As Picasso notified Penrose, he adored this vegetation for its "overwhelming vitality": "He one time left one that had been granted him in Paris in the bathing room, where it would be certain to have abounding of water while he was away in the south. On his return he discovered that it had absolutely topped up the little room with luxuriant growth and furthermore absolutely backed the drain with its origins" (J. Richardson, Life of Picasso).

Nude, Green departs and Bust is one of a series of portraits that Picasso decorated of his mistress and muse Marie-Thérèse Walter from 1932. The vibrant azure and lilac canvas is more than 5 feet (1.5 m) big. At the time, Picasso was in an exclusive contractual connection with noted impressionist and post-impressionist French-Jewish art trader Paul Rosenberg, who acquired the decorating direct from his friend. With the expanding pitch of an approaching conflict, in the late 1930's Rosenberg begun to circulate works from his 2,000+ piece assemblage around the world, and utilised the 1939 New York World's Fair as the excuse to ship the pianting outside France. After the 1940 Nazi invasion of France, on reaching New York by Lisbon in September 1940, Rosenberg opened a new agency of his documented gallery on East 57th street, and put the painting back on display.

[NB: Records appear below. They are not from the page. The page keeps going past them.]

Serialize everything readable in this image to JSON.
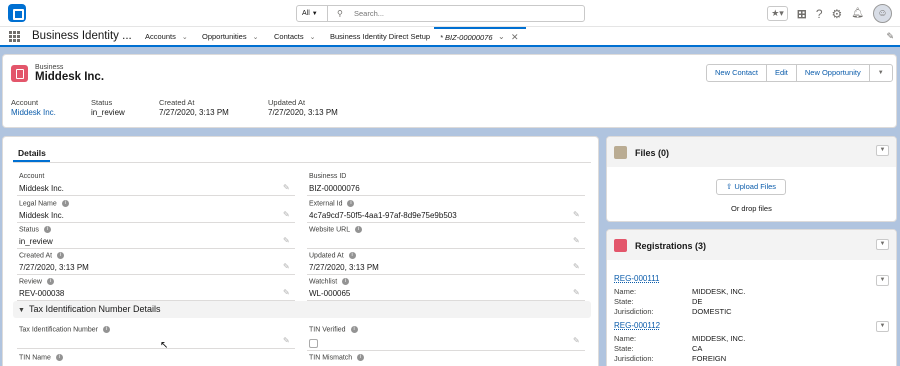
{
  "header": {
    "search_scope": "All",
    "search_placeholder": "Search..."
  },
  "nav": {
    "app_name": "Business Identity ...",
    "items": [
      {
        "label": "Accounts"
      },
      {
        "label": "Opportunities"
      },
      {
        "label": "Contacts"
      },
      {
        "label": "Business Identity Direct Setup"
      }
    ],
    "active_tab": "* BIZ-00000076"
  },
  "record": {
    "object_label": "Business",
    "name": "Middesk Inc.",
    "actions": [
      "New Contact",
      "Edit",
      "New Opportunity"
    ],
    "highlights": [
      {
        "label": "Account",
        "value": "Middesk Inc."
      },
      {
        "label": "Status",
        "value": "in_review"
      },
      {
        "label": "Created At",
        "value": "7/27/2020, 3:13 PM"
      },
      {
        "label": "Updated At",
        "value": "7/27/2020, 3:13 PM"
      }
    ]
  },
  "details": {
    "tab_label": "Details",
    "fields": [
      {
        "label": "Account",
        "value": "Middesk Inc."
      },
      {
        "label": "Business ID",
        "value": "BIZ-00000076"
      },
      {
        "label": "Legal Name",
        "value": "Middesk Inc."
      },
      {
        "label": "External Id",
        "value": "4c7a9cd7-50f5-4aa1-97af-8d9e75e9b503"
      },
      {
        "label": "Status",
        "value": "in_review"
      },
      {
        "label": "Website URL",
        "value": ""
      },
      {
        "label": "Created At",
        "value": "7/27/2020, 3:13 PM"
      },
      {
        "label": "Updated At",
        "value": "7/27/2020, 3:13 PM"
      },
      {
        "label": "Review",
        "value": "REV-000038"
      },
      {
        "label": "Watchlist",
        "value": "WL-000065"
      }
    ],
    "section_title": "Tax Identification Number Details",
    "tin_fields": [
      {
        "label": "Tax Identification Number"
      },
      {
        "label": "TIN Verified"
      },
      {
        "label": "TIN Name"
      },
      {
        "label": "TIN Mismatch"
      }
    ]
  },
  "files": {
    "title": "Files (0)",
    "upload_label": "Upload Files",
    "drop_label": "Or drop files"
  },
  "registrations": {
    "title": "Registrations (3)",
    "field_labels": {
      "name": "Name:",
      "state": "State:",
      "jurisdiction": "Jurisdiction:"
    },
    "items": [
      {
        "id": "REG-000111",
        "name": "MIDDESK, INC.",
        "state": "DE",
        "jurisdiction": "DOMESTIC"
      },
      {
        "id": "REG-000112",
        "name": "MIDDESK, INC.",
        "state": "CA",
        "jurisdiction": "FOREIGN"
      }
    ]
  },
  "colors": {
    "brand": "#0070d2",
    "business_icon": "#e3566b",
    "files_icon": "#baac93",
    "link": "#0b5cab",
    "background": "#b0c4df"
  }
}
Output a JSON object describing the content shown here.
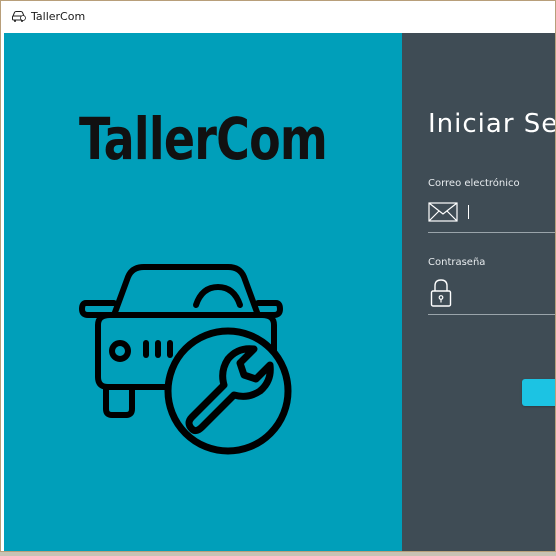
{
  "window": {
    "title": "TallerCom",
    "app_icon": "car-wrench-icon"
  },
  "branding": {
    "logo_text": "TallerCom",
    "illustration": "car-wrench-icon",
    "panel_color": "#009fba"
  },
  "login": {
    "title": "Iniciar Se",
    "panel_color": "#3f4c55",
    "email": {
      "label": "Correo electrónico",
      "icon": "envelope-icon",
      "value": ""
    },
    "password": {
      "label": "Contraseña",
      "icon": "lock-icon",
      "value": ""
    },
    "button": {
      "label": "",
      "color": "#1cc3e3"
    }
  }
}
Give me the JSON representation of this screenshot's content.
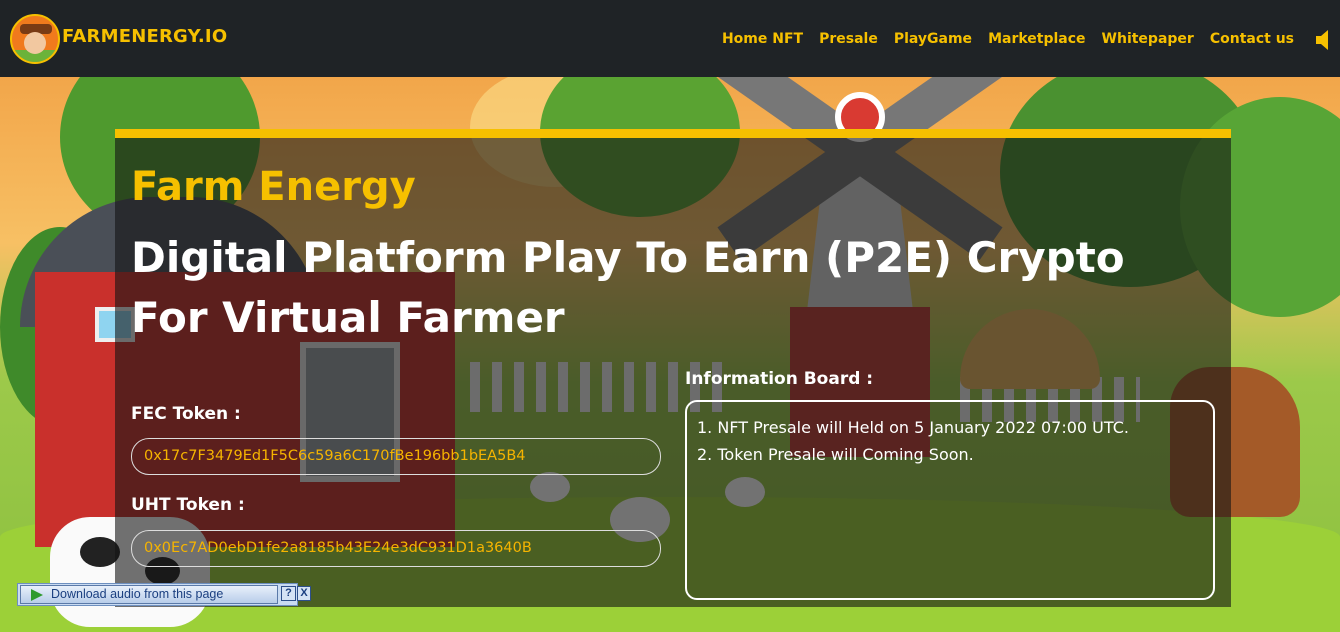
{
  "nav": {
    "brand": "FARMENERGY.IO",
    "items": [
      {
        "label": "Home NFT"
      },
      {
        "label": "Presale"
      },
      {
        "label": "PlayGame"
      },
      {
        "label": "Marketplace"
      },
      {
        "label": "Whitepaper"
      },
      {
        "label": "Contact us"
      }
    ],
    "sound_icon": "speaker-icon"
  },
  "hero": {
    "kicker": "Farm Energy",
    "headline": "Digital Platform Play To Earn (P2E) Crypto For Virtual Farmer"
  },
  "tokens": {
    "fec_label": "FEC Token :",
    "fec_address": "0x17c7F3479Ed1F5C6c59a6C170fBe196bb1bEA5B4",
    "uht_label": "UHT Token :",
    "uht_address": "0x0Ec7AD0ebD1fe2a8185b43E24e3dC931D1a3640B"
  },
  "info": {
    "title": "Information Board :",
    "items": [
      "1. NFT Presale will Held on 5 January 2022 07:00 UTC.",
      "2. Token Presale will Coming Soon."
    ]
  },
  "audio_bar": {
    "download_label": "Download audio from this page",
    "help_label": "?",
    "close_label": "X"
  },
  "colors": {
    "accent": "#f6c000",
    "nav_bg": "#1f2326",
    "address_text": "#f6b400"
  }
}
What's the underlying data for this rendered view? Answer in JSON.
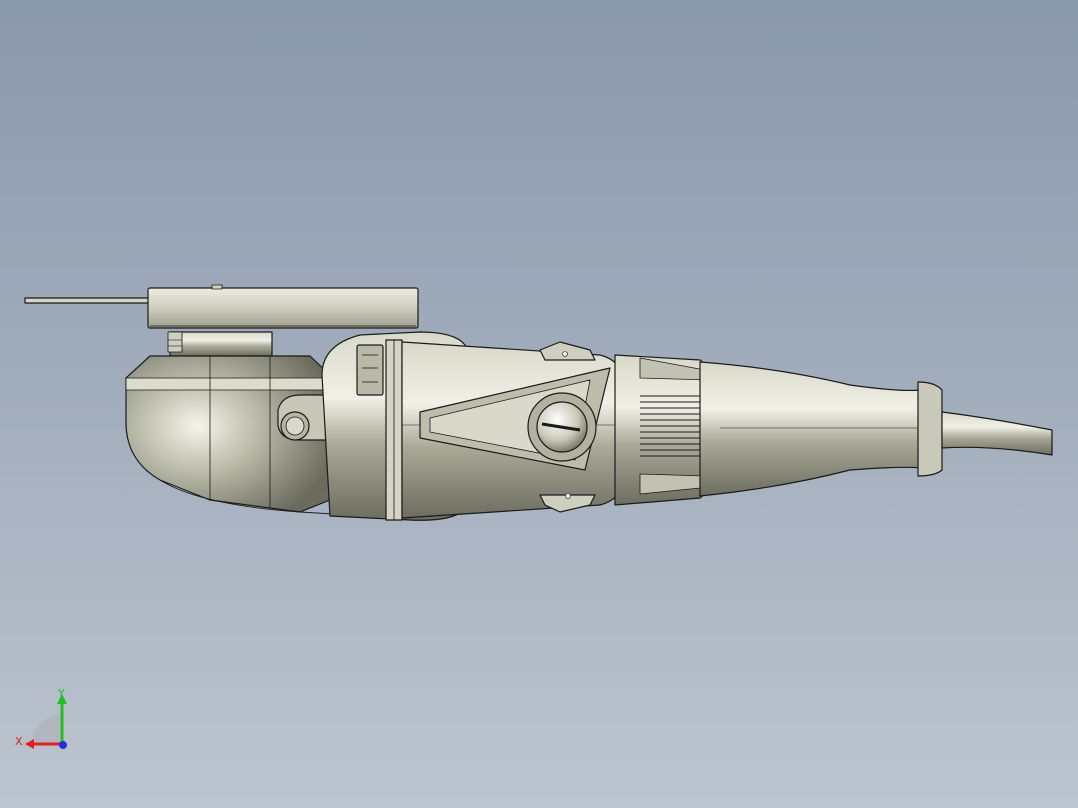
{
  "viewport": {
    "background_top": "#8a98ab",
    "background_bottom": "#bcc4cf"
  },
  "model": {
    "body_color": "#a9a998",
    "body_highlight": "#e4e4d8",
    "body_shadow": "#6d6d60",
    "outline_color": "#1a1a1a"
  },
  "triad": {
    "x_label": "X",
    "y_label": "Y",
    "x_color": "#e02020",
    "y_color": "#20c020",
    "z_color": "#2030e0"
  }
}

Frances Brody died in November 2009. On May 4, 2010, the decorating was traded at Christies in New York town, who won the privileges to auction the assemblage against London-based Sotheby's. From there it was bought by the Brodys in 1951, and was publicly displayed only once in 1961 to commemorate Picasso's 80th birthday.The assemblage as a entire was treasured at over US$150 million, while the work was initially expected to profit from $80 million at auction.

There were eight bidders at the auction house, while the victorious attempt was taken via telephone for $95 million. encompassing the buyer's premium, the price come to US$106.5 million. When inflation is disregarded, the painting broke the record price for an art work traded at auction until it was surpassed by the selling of The shout on May 2, 2012 for US $120 million.